Trotz seiner vielschichtigen Vernetzung ist IL PRINCIPE kein kompliziertes Spiel. Der Ablauf der Spielphasen ist schnell verstanden, nur die Verteilung der Rollenkarten und die Nutzung der jeweiligen Sondereffekte erscheint etwas aufwändig. Spätestens nach dem ersten Eingewöhnungsspiel, läuft alles zügig und schnell im Stundenrhythmus ab. Dabei muss man die Siegpunktskala stets im Blick behalten. Einerseits werden die Punkte nämlich sehr kleinschrittig gesammelt, das ist auch am Ende so, andererseits sollte man deshalb besonders die großen Wertungen beim Städtebau und bei den Wappen in den Regionen nicht vergessen.
Beim Kampf um die Rollenkarten sind Marktplätze und Schlösser besonders zu beachten, da sie Wappenablage und Geld bringen. Die Privilegien erhält man ebenfalls aus der zweiten Position, die zudem keinen Kartenverlust bringt. Auch das ist spieltaktisch zu berücksichtigen, wobei man immer daran denken muss, dass leider in dieser Phase wieder Geld im Versteigerungsfall benötigt wird. Im Zeitalter der Renaissance haben die Adelsvertreter der im Spiel vertretenen Familien mit Geld nur so um sich geworfen, das funktioniert im Spiel leider nicht. Im Geldbeutel herrscht Ebbe. Mit dem Problem haben aber alle zu kämpfen, Meister Schmalhans greift allen in die Taschen. Wer es etwas großzügiger haben möchte, kann die Spielvariante nutzen, bei der es zehn Startdukaten und sechs Rundentaler gibt. Aber auch das relativiert sich durch die Versteigerungsrunden.

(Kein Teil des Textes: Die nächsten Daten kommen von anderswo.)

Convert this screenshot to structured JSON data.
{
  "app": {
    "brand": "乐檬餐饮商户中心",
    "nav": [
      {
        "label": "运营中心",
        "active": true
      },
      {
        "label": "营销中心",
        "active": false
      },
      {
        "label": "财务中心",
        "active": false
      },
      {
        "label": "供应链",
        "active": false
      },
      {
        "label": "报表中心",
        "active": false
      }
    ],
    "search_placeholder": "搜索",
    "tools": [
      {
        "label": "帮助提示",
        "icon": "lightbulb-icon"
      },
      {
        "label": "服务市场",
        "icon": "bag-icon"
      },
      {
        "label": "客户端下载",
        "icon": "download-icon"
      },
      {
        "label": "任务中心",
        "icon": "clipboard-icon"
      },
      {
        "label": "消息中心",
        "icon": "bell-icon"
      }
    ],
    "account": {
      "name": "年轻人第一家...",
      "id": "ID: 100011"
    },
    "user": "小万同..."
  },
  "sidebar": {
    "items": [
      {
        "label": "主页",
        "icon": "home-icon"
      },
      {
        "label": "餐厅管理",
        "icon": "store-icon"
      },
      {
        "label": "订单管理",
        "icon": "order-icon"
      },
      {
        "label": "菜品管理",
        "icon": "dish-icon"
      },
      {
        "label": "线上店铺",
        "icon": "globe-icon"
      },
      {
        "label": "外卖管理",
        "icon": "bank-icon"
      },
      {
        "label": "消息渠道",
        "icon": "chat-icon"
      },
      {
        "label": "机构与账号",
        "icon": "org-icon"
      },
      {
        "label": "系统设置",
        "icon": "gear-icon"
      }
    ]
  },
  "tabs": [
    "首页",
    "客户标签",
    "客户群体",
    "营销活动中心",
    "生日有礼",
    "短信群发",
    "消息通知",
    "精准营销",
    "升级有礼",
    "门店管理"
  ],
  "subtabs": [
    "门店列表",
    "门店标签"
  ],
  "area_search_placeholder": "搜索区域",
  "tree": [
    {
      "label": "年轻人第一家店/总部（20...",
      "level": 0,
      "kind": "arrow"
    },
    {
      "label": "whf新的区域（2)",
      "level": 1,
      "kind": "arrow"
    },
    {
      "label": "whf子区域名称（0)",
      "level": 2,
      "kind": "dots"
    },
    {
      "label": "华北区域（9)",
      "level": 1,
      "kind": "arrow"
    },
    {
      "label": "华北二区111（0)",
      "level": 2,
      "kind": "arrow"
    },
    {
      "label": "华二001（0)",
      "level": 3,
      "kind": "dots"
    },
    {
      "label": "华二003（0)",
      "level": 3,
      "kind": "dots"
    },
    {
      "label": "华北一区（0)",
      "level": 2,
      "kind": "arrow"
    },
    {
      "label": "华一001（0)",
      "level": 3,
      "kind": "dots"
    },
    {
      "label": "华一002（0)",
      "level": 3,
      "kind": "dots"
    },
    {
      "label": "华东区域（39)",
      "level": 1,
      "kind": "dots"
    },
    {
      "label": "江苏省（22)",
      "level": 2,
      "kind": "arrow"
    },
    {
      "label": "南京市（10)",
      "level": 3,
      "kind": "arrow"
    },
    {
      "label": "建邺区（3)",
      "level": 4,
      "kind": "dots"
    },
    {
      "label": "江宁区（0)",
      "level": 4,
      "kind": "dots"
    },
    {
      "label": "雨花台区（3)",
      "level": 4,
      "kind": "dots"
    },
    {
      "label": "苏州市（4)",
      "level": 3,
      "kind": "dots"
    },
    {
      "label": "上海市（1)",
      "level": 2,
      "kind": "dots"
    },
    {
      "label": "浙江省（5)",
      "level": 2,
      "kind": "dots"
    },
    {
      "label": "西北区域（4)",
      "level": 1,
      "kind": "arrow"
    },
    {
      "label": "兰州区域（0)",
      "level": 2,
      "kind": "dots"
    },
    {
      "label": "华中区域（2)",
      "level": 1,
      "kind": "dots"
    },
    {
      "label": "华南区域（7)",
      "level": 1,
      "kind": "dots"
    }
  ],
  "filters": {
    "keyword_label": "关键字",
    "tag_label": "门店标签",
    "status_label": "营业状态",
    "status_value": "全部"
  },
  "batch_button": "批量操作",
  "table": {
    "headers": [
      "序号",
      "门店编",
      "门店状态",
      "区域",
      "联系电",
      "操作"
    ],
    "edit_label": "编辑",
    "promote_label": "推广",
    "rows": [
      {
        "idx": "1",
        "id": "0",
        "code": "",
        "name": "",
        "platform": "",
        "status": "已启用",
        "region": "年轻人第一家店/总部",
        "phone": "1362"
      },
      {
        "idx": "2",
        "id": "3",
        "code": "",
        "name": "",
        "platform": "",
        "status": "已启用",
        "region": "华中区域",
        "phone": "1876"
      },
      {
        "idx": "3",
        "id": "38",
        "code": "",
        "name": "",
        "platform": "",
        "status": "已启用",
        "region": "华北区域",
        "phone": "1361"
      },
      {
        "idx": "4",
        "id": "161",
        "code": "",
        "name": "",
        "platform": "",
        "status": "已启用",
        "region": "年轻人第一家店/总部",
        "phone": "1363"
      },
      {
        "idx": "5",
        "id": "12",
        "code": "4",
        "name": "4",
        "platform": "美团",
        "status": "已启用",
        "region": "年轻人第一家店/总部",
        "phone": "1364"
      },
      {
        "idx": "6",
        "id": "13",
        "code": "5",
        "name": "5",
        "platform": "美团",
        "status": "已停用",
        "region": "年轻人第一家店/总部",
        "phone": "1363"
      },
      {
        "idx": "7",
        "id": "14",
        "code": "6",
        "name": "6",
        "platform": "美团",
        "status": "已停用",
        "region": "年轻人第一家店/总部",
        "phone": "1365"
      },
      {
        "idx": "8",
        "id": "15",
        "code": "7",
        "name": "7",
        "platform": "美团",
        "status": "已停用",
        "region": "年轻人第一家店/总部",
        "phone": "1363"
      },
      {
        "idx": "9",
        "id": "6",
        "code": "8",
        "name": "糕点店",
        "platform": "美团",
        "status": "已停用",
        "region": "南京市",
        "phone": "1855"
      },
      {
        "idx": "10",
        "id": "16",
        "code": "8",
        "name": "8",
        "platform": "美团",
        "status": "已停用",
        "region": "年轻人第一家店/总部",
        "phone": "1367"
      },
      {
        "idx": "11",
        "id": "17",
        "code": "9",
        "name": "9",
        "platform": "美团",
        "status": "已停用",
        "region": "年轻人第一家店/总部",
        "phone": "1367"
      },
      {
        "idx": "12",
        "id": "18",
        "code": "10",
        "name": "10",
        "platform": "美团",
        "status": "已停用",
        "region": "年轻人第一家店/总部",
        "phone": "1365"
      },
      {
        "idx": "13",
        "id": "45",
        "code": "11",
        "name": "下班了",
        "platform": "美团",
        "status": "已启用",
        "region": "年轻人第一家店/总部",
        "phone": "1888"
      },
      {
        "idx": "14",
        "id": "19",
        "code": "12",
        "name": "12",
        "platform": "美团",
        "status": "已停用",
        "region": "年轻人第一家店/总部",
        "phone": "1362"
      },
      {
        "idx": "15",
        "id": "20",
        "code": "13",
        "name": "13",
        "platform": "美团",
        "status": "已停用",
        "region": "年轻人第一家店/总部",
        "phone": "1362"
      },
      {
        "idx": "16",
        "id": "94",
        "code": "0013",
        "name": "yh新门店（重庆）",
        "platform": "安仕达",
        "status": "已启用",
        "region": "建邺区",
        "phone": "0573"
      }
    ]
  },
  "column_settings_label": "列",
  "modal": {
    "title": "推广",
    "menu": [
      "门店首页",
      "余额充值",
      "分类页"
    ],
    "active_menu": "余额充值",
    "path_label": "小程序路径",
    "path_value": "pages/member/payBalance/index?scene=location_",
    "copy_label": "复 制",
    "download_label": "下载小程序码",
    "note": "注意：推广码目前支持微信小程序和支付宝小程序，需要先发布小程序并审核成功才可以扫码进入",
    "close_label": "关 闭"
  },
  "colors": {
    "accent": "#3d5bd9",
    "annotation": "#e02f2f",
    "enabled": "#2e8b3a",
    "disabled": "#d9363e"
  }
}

Amigo hat das Mehrheitenspiel gut umgesetzt und bietet es äußerst preisgünstig an, so dass es nur heißen kann: Unbedingte Kaufempfehlung!
Titel: IL PRINCIPE
Autor: Emanuele Ornella
Verlag: Amigo
Spieler: 2- 5
Alter: ab 12 Jahren
Spieldauer: ca. 90 Minuten
Spiel 11/2007 1996 R176/2021
Die Rezension erschien 2007 unter www.spiel-und-autor.de
Wertung Spielreiz damals 8 von 10 Sternen,
das entspricht: Gerne morgen wieder
Zum Spiel und dem Autor:
Der in Padua lebende 49jährige Italiener Emanuele Ornella ist Spieleerfinder und Softwareentwickler. Seine Autorentätigkeit startete er im Eigenverlag Mind the Move 2003 mit FANTASY PUB, es folgten die erfolgreichen Spiele OLTRE MARE (2004) und IL PRINCIPE (2005), die beide Amigo in Deutschland lokalisierte.
Erfolgreich war Ornella außerdem mit dem Kartenspiel BYZANZ (Amigo, 2008), mit dem er auf dem zweiten Platz beim kartenspielpreis der Fairplay landete. Für PIONEERS (Queen Games 2017) zeichnete ihn die Jury Spiel des Jahres mit einem Platz auf der Empfehlungsliste 2018 aus.
IL PRINCIPE wird mit über 1200 Wertungen mit einer Note von 6,4 auf Rang 3168 im BGG-Ranking (Stand 01.10.21) geführt.